Hello! I am currently looking for a new desktop computer that will support Rhino. I am currently looking at Dell Alienware AURORA RYZEN™ EDITION R14 GAMING DESKTOP.
This is my first time buying a computer with these types of capabilities and am getting very confused and just want to make sure it will run rhino, revit, enscape, etc.
The specifications I have chosen thus far are:
Processor: AMD Ryzen 9 5900 (70 MB total cache, 12 cores, 24 threads, up to 4.70 GHz Max Boost CLock)
You’ll pay a huge premium for an Alienware, but those specs are more than enough to run Rhino - might even be overkill depending on how much rendering you do, or how big/dense your files are. Here’s a similar machine I built for myself for Rhino:
Fwiw - the price on that video card has come down by about $450 since I put that system together - it’s also go 2x the RAM and a 5950X instead of a 5900. If you’ve ever thought about building your own system, I can tell you it’s a total blast, not that hard and will save you lots of money.

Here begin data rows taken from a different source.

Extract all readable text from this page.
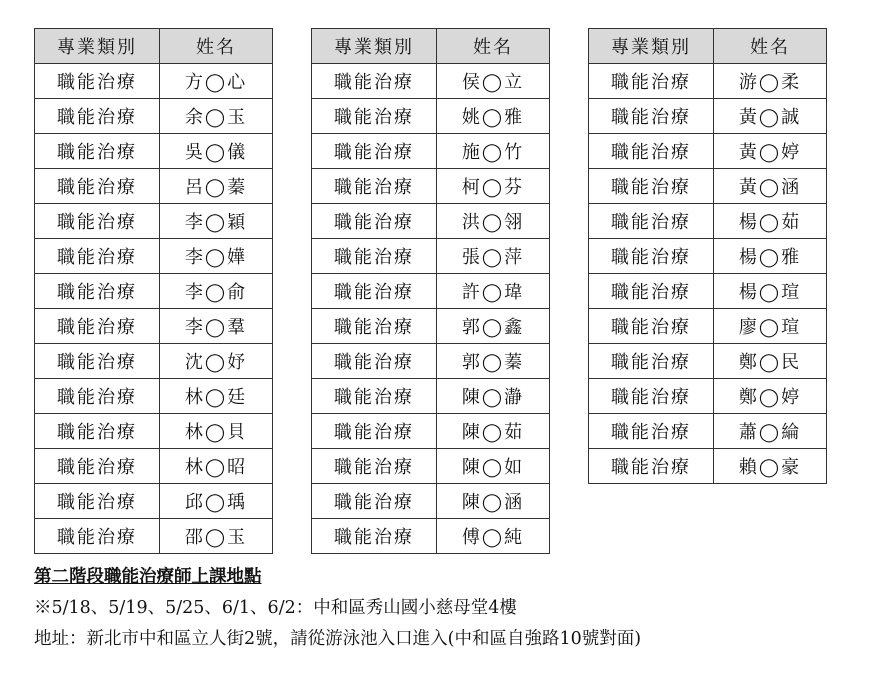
專業類別	姓名
職能治療	方◯心
職能治療	余◯玉
職能治療	吳◯儀
職能治療	呂◯蓁
職能治療	李◯穎
職能治療	李◯嬅
職能治療	李◯俞
職能治療	李◯羣
職能治療	沈◯妤
職能治療	林◯廷
職能治療	林◯貝
職能治療	林◯昭
職能治療	邱◯瑀
職能治療	邵◯玉
專業類別	姓名
職能治療	侯◯立
職能治療	姚◯雅
職能治療	施◯竹
職能治療	柯◯芬
職能治療	洪◯翎
職能治療	張◯萍
職能治療	許◯瑋
職能治療	郭◯鑫
職能治療	郭◯蓁
職能治療	陳◯瀞
職能治療	陳◯茹
職能治療	陳◯如
職能治療	陳◯涵
職能治療	傅◯純
專業類別	姓名
職能治療	游◯柔
職能治療	黃◯誠
職能治療	黃◯婷
職能治療	黃◯涵
職能治療	楊◯茹
職能治療	楊◯雅
職能治療	楊◯瑄
職能治療	廖◯瑄
職能治療	鄭◯民
職能治療	鄭◯婷
職能治療	蕭◯綸
職能治療	賴◯豪
第二階段職能治療師上課地點
※5/18、5/19、5/25、6/1、6/2：中和區秀山國小慈母堂4樓
地址：新北市中和區立人街2號，請從游泳池入口進入(中和區自強路10號對面)
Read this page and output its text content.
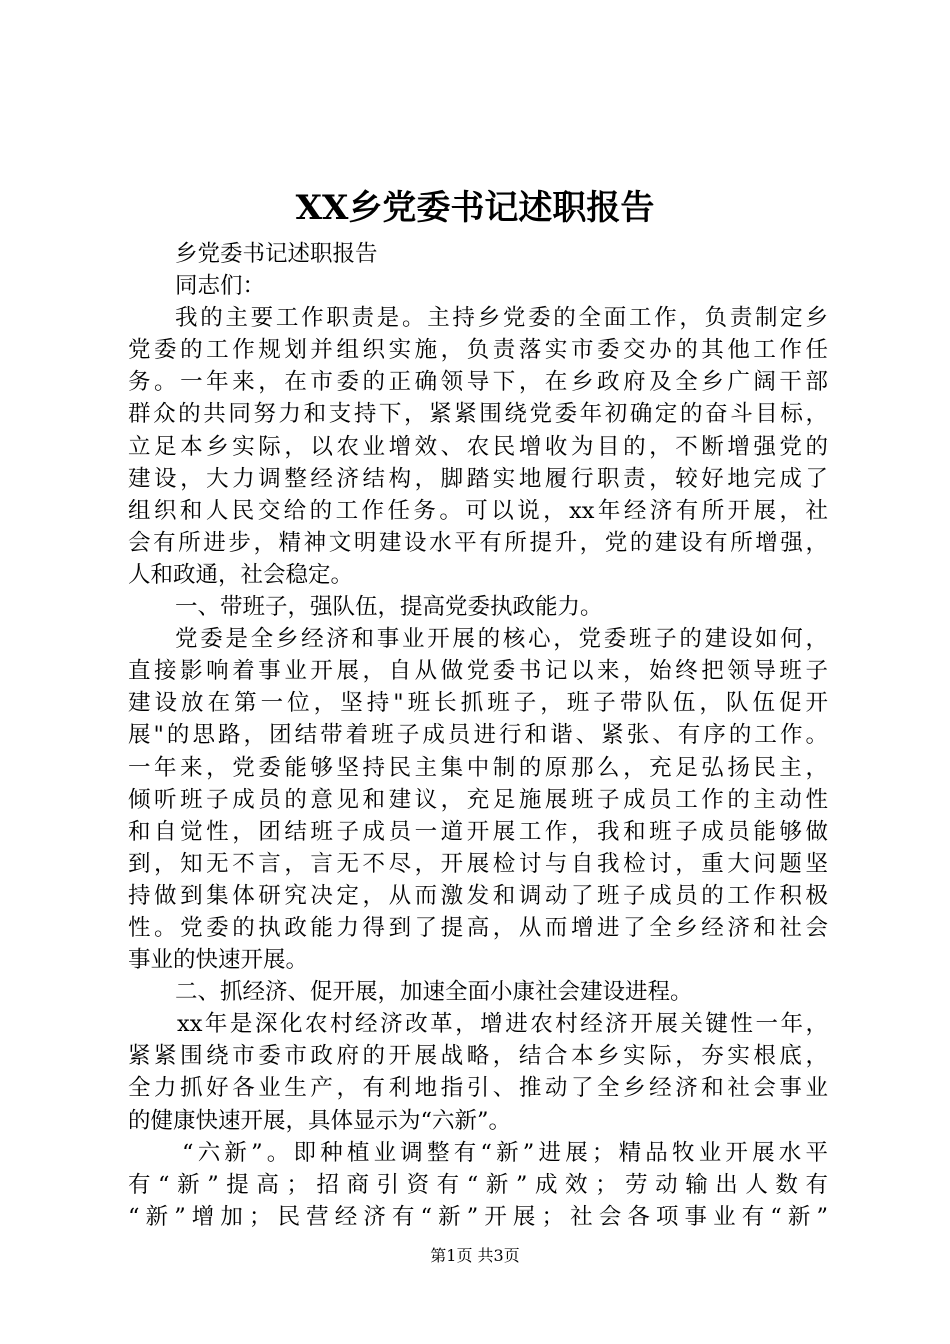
XX乡党委书记述职报告
乡党委书记述职报告
同志们：
我的主要工作职责是。主持乡党委的全面工作，负责制定乡
党委的工作规划并组织实施，负责落实市委交办的其他工作任
务。一年来，在市委的正确领导下，在乡政府及全乡广阔干部
群众的共同努力和支持下，紧紧围绕党委年初确定的奋斗目标，
立足本乡实际，以农业增效、农民增收为目的，不断增强党的
建设，大力调整经济结构，脚踏实地履行职责，较好地完成了
组织和人民交给的工作任务。可以说，xx年经济有所开展，社
会有所进步，精神文明建设水平有所提升，党的建设有所增强，
人和政通，社会稳定。
一、带班子，强队伍，提高党委执政能力。
党委是全乡经济和事业开展的核心，党委班子的建设如何，
直接影响着事业开展，自从做党委书记以来，始终把领导班子
建设放在第一位，坚持"班长抓班子，班子带队伍，队伍促开
展"的思路，团结带着班子成员进行和谐、紧张、有序的工作。
一年来，党委能够坚持民主集中制的原那么，充足弘扬民主，
倾听班子成员的意见和建议，充足施展班子成员工作的主动性
和自觉性，团结班子成员一道开展工作，我和班子成员能够做
到，知无不言，言无不尽，开展检讨与自我检讨，重大问题坚
持做到集体研究决定，从而激发和调动了班子成员的工作积极
性。党委的执政能力得到了提高，从而增进了全乡经济和社会
事业的快速开展。
二、抓经济、促开展，加速全面小康社会建设进程。
xx年是深化农村经济改革，增进农村经济开展关键性一年，
紧紧围绕市委市政府的开展战略，结合本乡实际，夯实根底，
全力抓好各业生产，有利地指引、推动了全乡经济和社会事业
的健康快速开展，具体显示为“六新”。
“六新”。即种植业调整有“新”进展；精品牧业开展水平
有“新”提高；招商引资有“新”成效；劳动输出人数有
“新”增加；民营经济有“新”开展；社会各项事业有“新”
第1页 共3页
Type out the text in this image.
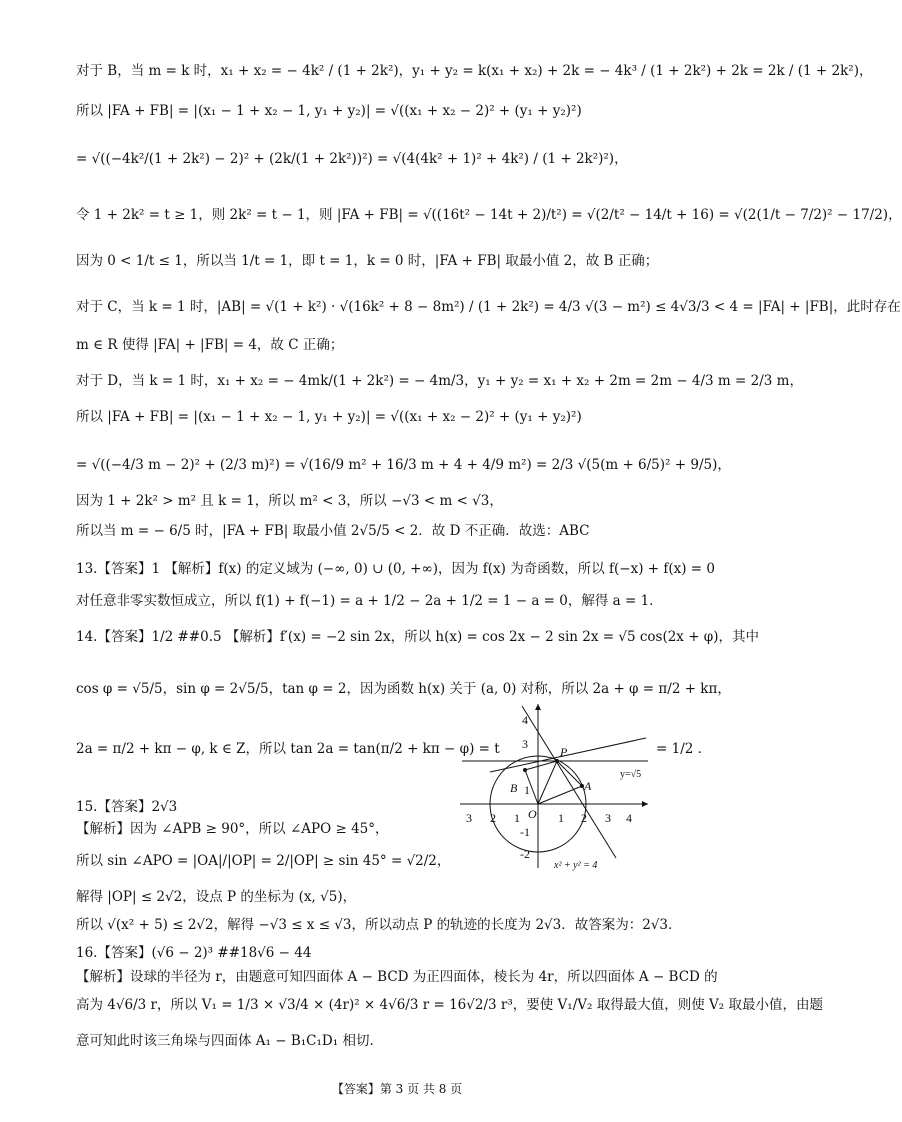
对于 B，当 m = k 时，x₁ + x₂ = − 4k² / (1 + 2k²)，y₁ + y₂ = k(x₁ + x₂) + 2k = − 4k³ / (1 + 2k²) + 2k = 2k / (1 + 2k²)，
所以 |FA + FB| = |(x₁ − 1 + x₂ − 1, y₁ + y₂)| = √((x₁ + x₂ − 2)² + (y₁ + y₂)²)
= √((−4k²/(1 + 2k²) − 2)² + (2k/(1 + 2k²))²) = √(4(4k² + 1)² + 4k²) / (1 + 2k²)²)，
令 1 + 2k² = t ≥ 1，则 2k² = t − 1，则 |FA + FB| = √((16t² − 14t + 2)/t²) = √(2/t² − 14/t + 16) = √(2(1/t − 7/2)² − 17/2)，
因为 0 < 1/t ≤ 1，所以当 1/t = 1，即 t = 1，k = 0 时，|FA + FB| 取最小值 2，故 B 正确；
对于 C，当 k = 1 时，|AB| = √(1 + k²) · √(16k² + 8 − 8m²) / (1 + 2k²) = 4/3 √(3 − m²) ≤ 4√3/3 < 4 = |FA| + |FB|，此时存在
m ∈ R 使得 |FA| + |FB| = 4，故 C 正确；
对于 D，当 k = 1 时，x₁ + x₂ = − 4mk/(1 + 2k²) = − 4m/3，y₁ + y₂ = x₁ + x₂ + 2m = 2m − 4/3 m = 2/3 m，
所以 |FA + FB| = |(x₁ − 1 + x₂ − 1, y₁ + y₂)| = √((x₁ + x₂ − 2)² + (y₁ + y₂)²)
= √((−4/3 m − 2)² + (2/3 m)²) = √(16/9 m² + 16/3 m + 4 + 4/9 m²) = 2/3 √(5(m + 6/5)² + 9/5)，
因为 1 + 2k² > m² 且 k = 1，所以 m² < 3，所以 −√3 < m < √3，
所以当 m = − 6/5 时，|FA + FB| 取最小值 2√5/5 < 2．故 D 不正确．故选：ABC
13.【答案】1 【解析】f(x) 的定义域为 (−∞, 0) ∪ (0, +∞)，因为 f(x) 为奇函数，所以 f(−x) + f(x) = 0
对任意非零实数恒成立，所以 f(1) + f(−1) = a + 1/2 − 2a + 1/2 = 1 − a = 0，解得 a = 1．
14.【答案】1/2 ##0.5 【解析】f′(x) = −2 sin 2x，所以 h(x) = cos 2x − 2 sin 2x = √5 cos(2x + φ)，其中
cos φ = √5/5，sin φ = 2√5/5，tan φ = 2，因为函数 h(x) 关于 (a, 0) 对称，所以 2a + φ = π/2 + kπ，
2a = π/2 + kπ − φ, k ∈ Z，所以 tan 2a = tan(π/2 + kπ − φ) = t	= 1/2 ．
15.【答案】2√3
【解析】因为 ∠APB ≥ 90°，所以 ∠APO ≥ 45°，
所以 sin ∠APO = |OA|/|OP| = 2/|OP| ≥ sin 45° = √2/2，
解得 |OP| ≤ 2√2，设点 P 的坐标为 (x, √5)，
所以 √(x² + 5) ≤ 2√2，解得 −√3 ≤ x ≤ √3，所以动点 P 的轨迹的长度为 2√3．故答案为：2√3．
16.【答案】(√6 − 2)³ ##18√6 − 44
【解析】设球的半径为 r，由题意可知四面体 A − BCD 为正四面体，棱长为 4r，所以四面体 A − BCD 的
高为 4√6/3 r，所以 V₁ = 1/3 × √3/4 × (4r)² × 4√6/3 r = 16√2/3 r³，要使 V₁/V₂ 取得最大值，则使 V₂ 取最小值，由题
意可知此时该三角垛与四面体 A₁ − B₁C₁D₁ 相切．
P
A
B
y=√5
x² + y² = 4
3 2 1 O 1 2 3 4
4
3
1
-1
-2
【答案】第 3 页 共 8 页
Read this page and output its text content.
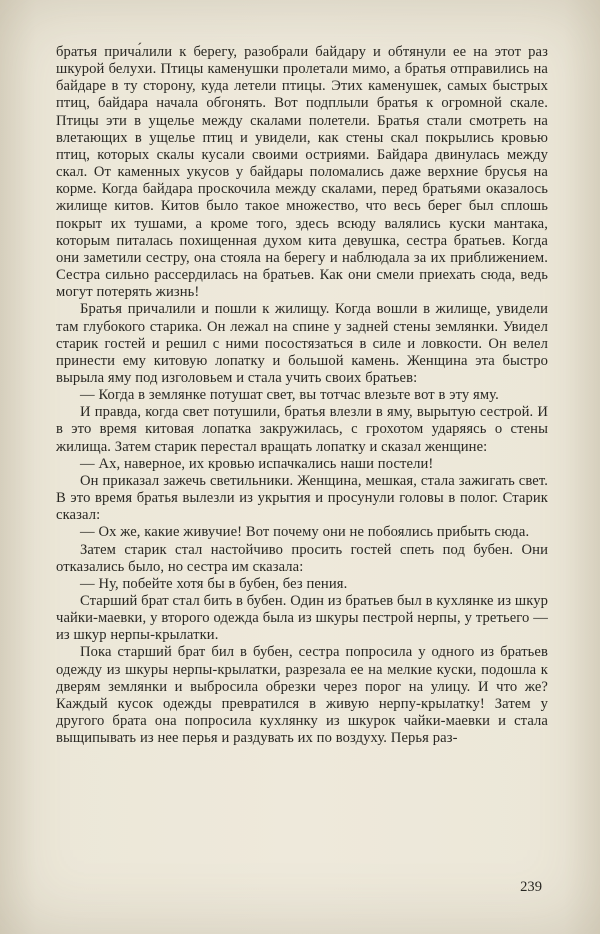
братья прича́лили к берегу, разобрали байдару и обтянули ее на этот раз шкурой белухи. Птицы каменушки пролетали мимо, а братья отправились на байдаре в ту сторону, куда летели птицы. Этих каменушек, самых быстрых птиц, байдара начала обгонять. Вот подплыли братья к огромной скале. Птицы эти в ущелье между скалами полетели. Братья стали смотреть на влетающих в ущелье птиц и увидели, как стены скал покрылись кровью птиц, которых скалы кусали своими остриями. Байдара двинулась между скал. От каменных укусов у байдары поломались даже верхние брусья на корме. Когда байдара проскочила между скалами, перед братьями оказалось жилище китов. Китов было такое множество, что весь берег был сплошь покрыт их тушами, а кроме того, здесь всюду валялись куски мантака, которым питалась похищенная духом кита девушка, сестра братьев. Когда они заметили сестру, она стояла на берегу и наблюдала за их приближением. Сестра сильно рассердилась на братьев. Как они смели приехать сюда, ведь могут потерять жизнь!

Братья причалили и пошли к жилищу. Когда вошли в жилище, увидели там глубокого старика. Он лежал на спине у задней стены землянки. Увидел старик гостей и решил с ними посостязаться в силе и ловкости. Он велел принести ему китовую лопатку и большой камень. Женщина эта быстро вырыла яму под изголовьем и стала учить своих братьев:

— Когда в землянке потушат свет, вы тотчас влезьте вот в эту яму.

И правда, когда свет потушили, братья влезли в яму, вырытую сестрой. И в это время китовая лопатка закружилась, с грохотом ударяясь о стены жилища. Затем старик перестал вращать лопатку и сказал женщине:

— Ах, наверное, их кровью испачкались наши постели!

Он приказал зажечь светильники. Женщина, мешкая, стала зажигать свет. В это время братья вылезли из укрытия и просунули головы в полог. Старик сказал:

— Ох же, какие живучие! Вот почему они не побоялись прибыть сюда.

Затем старик стал настойчиво просить гостей спеть под бубен. Они отказались было, но сестра им сказала:

— Ну, побейте хотя бы в бубен, без пения.

Старший брат стал бить в бубен. Один из братьев был в кухлянке из шкур чайки-маевки, у второго одежда была из шкуры пестрой нерпы, у третьего — из шкур нерпы-крылатки.

Пока старший брат бил в бубен, сестра попросила у одного из братьев одежду из шкуры нерпы-крылатки, разрезала ее на мелкие куски, подошла к дверям землянки и выбросила обрезки через порог на улицу. И что же? Каждый кусок одежды превратился в живую нерпу-крылатку! Затем у другого брата она попросила кухлянку из шкурок чайки-маевки и стала выщипывать из нее перья и раздувать их по воздуху. Перья раз-

239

I’m currently on a Ryzen 5800X and it works good. Nothing to say.
(Due it being a single 8core “packed” it actually have temps higher than a 5900X, which is a double 6-core inside…)
What will you use it for?
On a 12-core processor, if you don’t plant to do some rendering, most of the cores will sit and sleep most of the time.
A 5600X would perform almost the same as the 5900X (3% difference) but with half the price (200 bucks difference, tough).
The GPU is probably very good, and also probably very, very overpriced (as the whole GPU market in the last 2+ years).
I have nothing much to say about Nvidia GPUs… I don’t know.
SSD? Are you planning a NVMe SSD, right?
RAM, pick the 3466 MHz option, it’s a better quality for just 30 € more.
32GB of ram like this will last a decade.
Earlier this year I was using OG intel 4970k and upgraded to Ryzen 9 5950x and noticed that I was missing out on a lot of performance before the upgrade.
These are good specs for the next 5 years, so if you are comfortable with the price then go for it.
I agree on the 64GB of Ram , you never realize the need until you hit a big project. Get 2 sticks of 32 GB, don’t get 4 sticks since they will cause some instability with DOCP (standard memory overclock)
I work with 1GB rhino files, but I’ve never even come near into using my 32GB of RAM.
With 64GB I could run the whole OS as on RAMdisk, + rhino + my project…
I do a lot of RE work with laser scanned data (some of those datasets are 4-5 gigs), and I’m often keeping multiple projects open at once - pretty common to see 40-50 GB of usage. Admittedly I could reduce it by not keeping multiple instances open, but if you got the RAM why not?
This is my Holomark score with my machine 5950x CPU + A40 GPU both are comparable to your 5900x and RTX 3080.(Ignore the Tesla Cards these are not being used by Rhino)
I would recommend against Alienware and build the same pc yourself if you have the time. Will likely be cheaper, plus prebuilt PCs sometimes make it difficult to upgrade later. Cheaper to swap out a single bottlenecking part vs get a whole new PC when the time comes.
True.
I wanted to see if I could get a good performing laptop at an affordable price.
The x14 was a great compromise I can recommend to students that are willing to sit near a power outlet.
All good tips here. 15 years ago a colleague had an AW desktop–I could hear the fans blowing @max rpms constantly from the other room!
Rhino works well on nearly any spec; file size will be your limiting factor: I had an i7-6700k up until last September. Revit and Enscape req’s will be likely be more intensive. I got a 5950X for Unreal, not sure it’s necessary otherwise.